Most interesting for Biden and his aides is establishing some level of understanding with Xi about how the administration views relations with China and learning from him how he views relations with the United States in the future. ‘coming.

The White House has used the phrase “building a floor” to describe the focus of the talks, suggesting both that Biden hopes to prevent relations from deteriorating further and that he sees the potential for improvement.

“We just have to figure out where the red lines are and what are the most important things for each of us over the next two years,” Biden told reporters Sunday in Cambodia, where he was attending summit meetings with senior officials. Asian leaders before traveling to Bali.

Speaking to a small group of reporters in Bali ahead of Biden’s meeting on Monday, Treasury Secretary Janet Yellen suggested the face-off was aimed at stabilizing a shaky relationship, and detailed the hope that it would lay the foundations for an “intensive” bilateral economic engagement.

“What I really hope is that as a result of the president’s bilateral role with President Xi today, we will engage in more intensive conversations in the future with our Chinese counterparts on the Chinese economy, global macroeconomic results and how policies in both the United States and China are impacting those results.

For Xi, the trip to Bali also marks his first trip abroad since the start of the Covid pandemic, which prompted the Chinese government to impose strict lockdowns and draconian restrictions. Xi’s re-emergence on the physical world stage also comes on the heels of the Chinese Communist Party Congress in Beijing, during which he secured a groundbreaking third term as leader.

Just a week ago, most in the White House expected Biden to enter the talks relatively weakened by Democratic losses in the midterm election. But better-than-expected results for Democrats gave the president the impression he was entering his meetings this week with the wind at his back, according to top aides.

“I know I’m coming in stronger, but I don’t need it,” Biden said of his own improved political fortunes on Saturday.

U.S. officials previewing the meeting stressed that the Biden administration was not looking to come out with any specific “deliverables,” including a joint statement listing areas of potential cooperation. Rather, the framework aims to provide both Biden and Xi with a meaningful opportunity to better share their respective countries’ goals and perspectives.

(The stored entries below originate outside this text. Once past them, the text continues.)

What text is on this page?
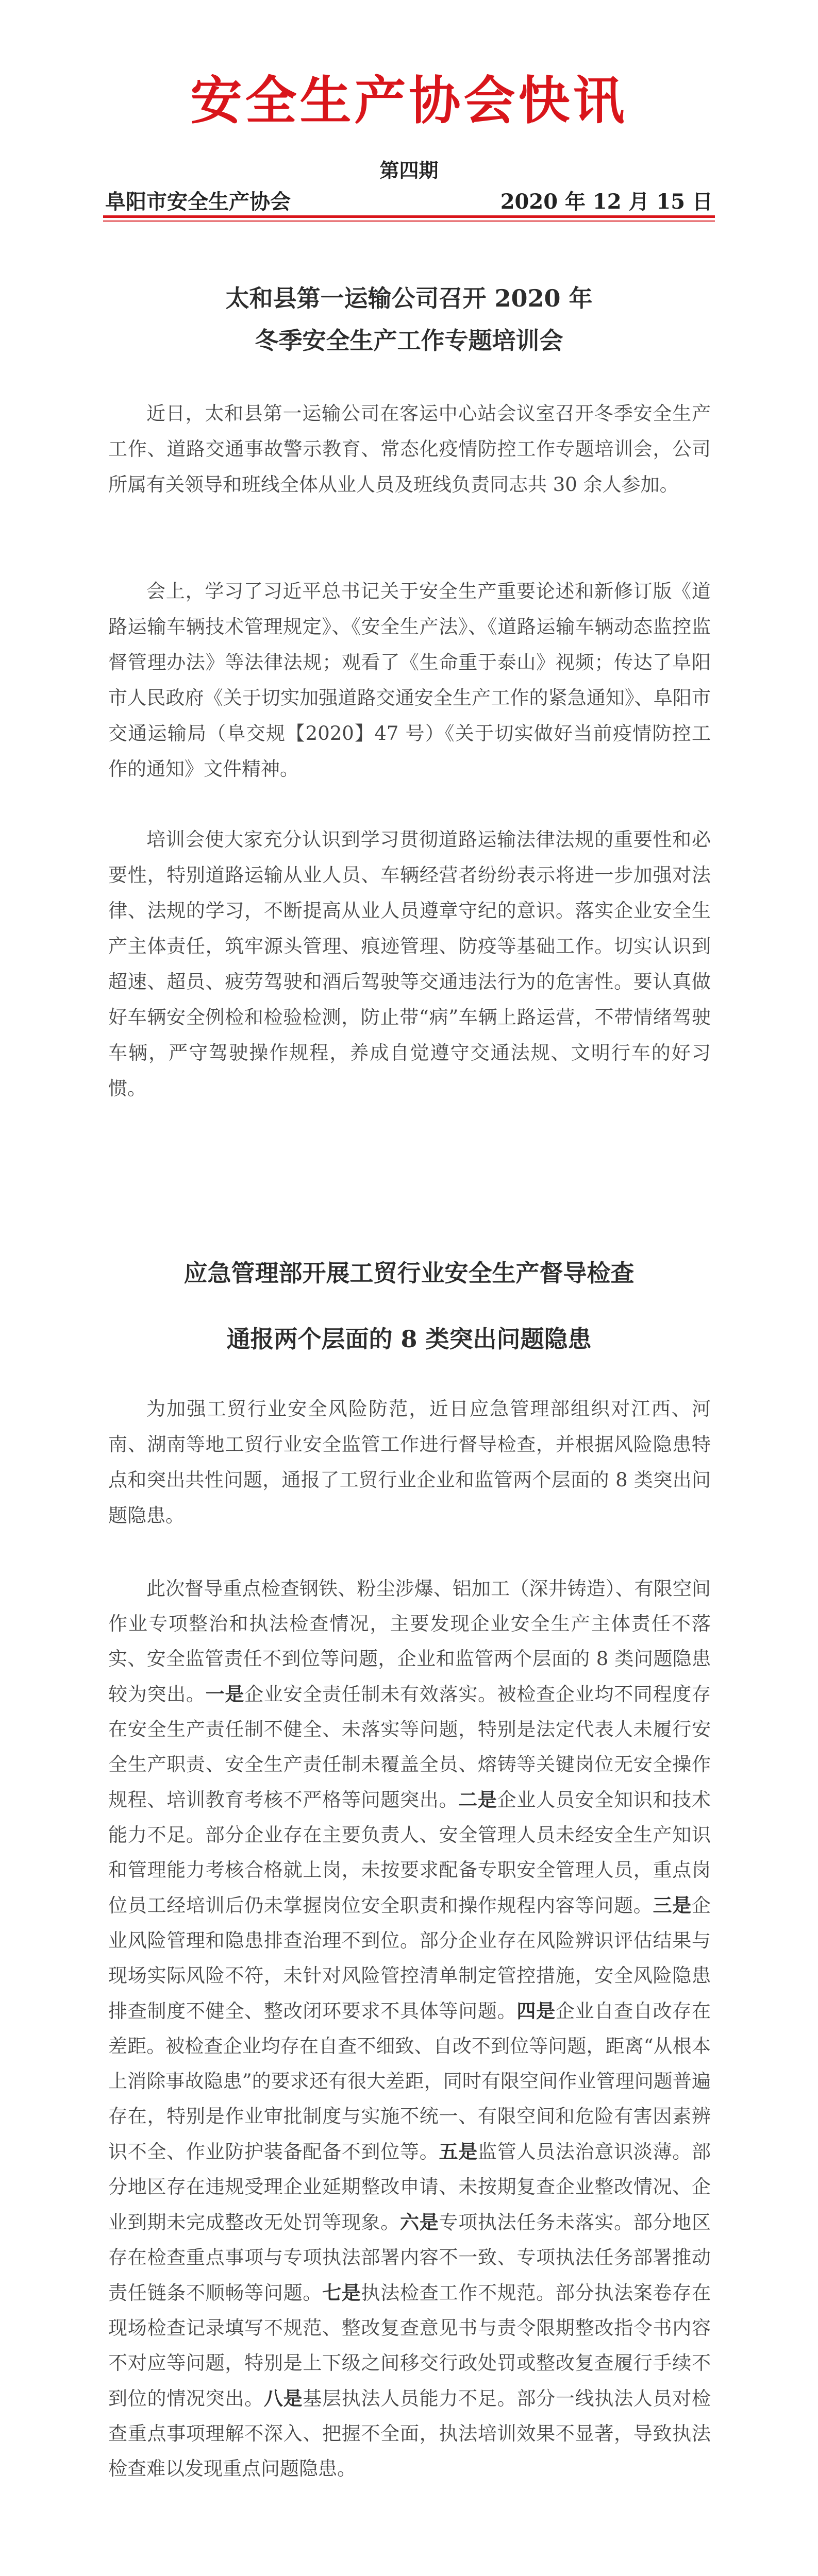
安全生产协会快讯
第四期
阜阳市安全生产协会	2020 年 12 月 15 日
太和县第一运输公司召开 2020 年
冬季安全生产工作专题培训会

近日，太和县第一运输公司在客运中心站会议室召开冬季安全生产工作、道路交通事故警示教育、常态化疫情防控工作专题培训会，公司所属有关领导和班线全体从业人员及班线负责同志共 30 余人参加。

会上，学习了习近平总书记关于安全生产重要论述和新修订版《道路运输车辆技术管理规定》、《安全生产法》、《道路运输车辆动态监控监督管理办法》等法律法规；观看了《生命重于泰山》视频；传达了阜阳市人民政府《关于切实加强道路交通安全生产工作的紧急通知》、阜阳市交通运输局（阜交规【2020】47 号）《关于切实做好当前疫情防控工作的通知》文件精神。

培训会使大家充分认识到学习贯彻道路运输法律法规的重要性和必要性，特别道路运输从业人员、车辆经营者纷纷表示将进一步加强对法律、法规的学习，不断提高从业人员遵章守纪的意识。落实企业安全生产主体责任，筑牢源头管理、痕迹管理、防疫等基础工作。切实认识到超速、超员、疲劳驾驶和酒后驾驶等交通违法行为的危害性。要认真做好车辆安全例检和检验检测，防止带“病”车辆上路运营，不带情绪驾驶车辆，严守驾驶操作规程，养成自觉遵守交通法规、文明行车的好习惯。

应急管理部开展工贸行业安全生产督导检查
通报两个层面的 8 类突出问题隐患

为加强工贸行业安全风险防范，近日应急管理部组织对江西、河南、湖南等地工贸行业安全监管工作进行督导检查，并根据风险隐患特点和突出共性问题，通报了工贸行业企业和监管两个层面的 8 类突出问题隐患。

此次督导重点检查钢铁、粉尘涉爆、铝加工（深井铸造）、有限空间作业专项整治和执法检查情况，主要发现企业安全生产主体责任不落实、安全监管责任不到位等问题，企业和监管两个层面的 8 类问题隐患较为突出。一是企业安全责任制未有效落实。被检查企业均不同程度存在安全生产责任制不健全、未落实等问题，特别是法定代表人未履行安全生产职责、安全生产责任制未覆盖全员、熔铸等关键岗位无安全操作规程、培训教育考核不严格等问题突出。二是企业人员安全知识和技术能力不足。部分企业存在主要负责人、安全管理人员未经安全生产知识和管理能力考核合格就上岗，未按要求配备专职安全管理人员，重点岗位员工经培训后仍未掌握岗位安全职责和操作规程内容等问题。三是企业风险管理和隐患排查治理不到位。部分企业存在风险辨识评估结果与现场实际风险不符，未针对风险管控清单制定管控措施，安全风险隐患排查制度不健全、整改闭环要求不具体等问题。四是企业自查自改存在差距。被检查企业均存在自查不细致、自改不到位等问题，距离“从根本上消除事故隐患”的要求还有很大差距，同时有限空间作业管理问题普遍存在，特别是作业审批制度与实施不统一、有限空间和危险有害因素辨识不全、作业防护装备配备不到位等。五是监管人员法治意识淡薄。部分地区存在违规受理企业延期整改申请、未按期复查企业整改情况、企业到期未完成整改无处罚等现象。六是专项执法任务未落实。部分地区存在检查重点事项与专项执法部署内容不一致、专项执法任务部署推动责任链条不顺畅等问题。七是执法检查工作不规范。部分执法案卷存在现场检查记录填写不规范、整改复查意见书与责令限期整改指令书内容不对应等问题，特别是上下级之间移交行政处罚或整改复查履行手续不到位的情况突出。八是基层执法人员能力不足。部分一线执法人员对检查重点事项理解不深入、把握不全面，执法培训效果不显著，导致执法检查难以发现重点问题隐患。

“Xi is no enigma to President Biden,” a senior administration official told CNN. “He knows him. And he is aware of where Xi is trying to take China. He sees China as a competitor and he is convinced that the United States can win this competition. »

China’s pandemic-era isolation, US officials say, has made it relatively harder in recent years to read Beijing’s intentions abroad, with Xi refusing to travel outside of China – but they think everything is about to change.

“We can expect them to be more assertive on the world stage,” the senior administration said. But, they added: “What it looks like is hard to know at this time.”

Sullivan said this week that the eventual replacement of pandemic-era video calls with a face-to-face meeting for the first time since Biden took office “takes the conversation to a different level in a strategic way and allows leaders to explore in more detail what each of them sees based on their intentions and priorities.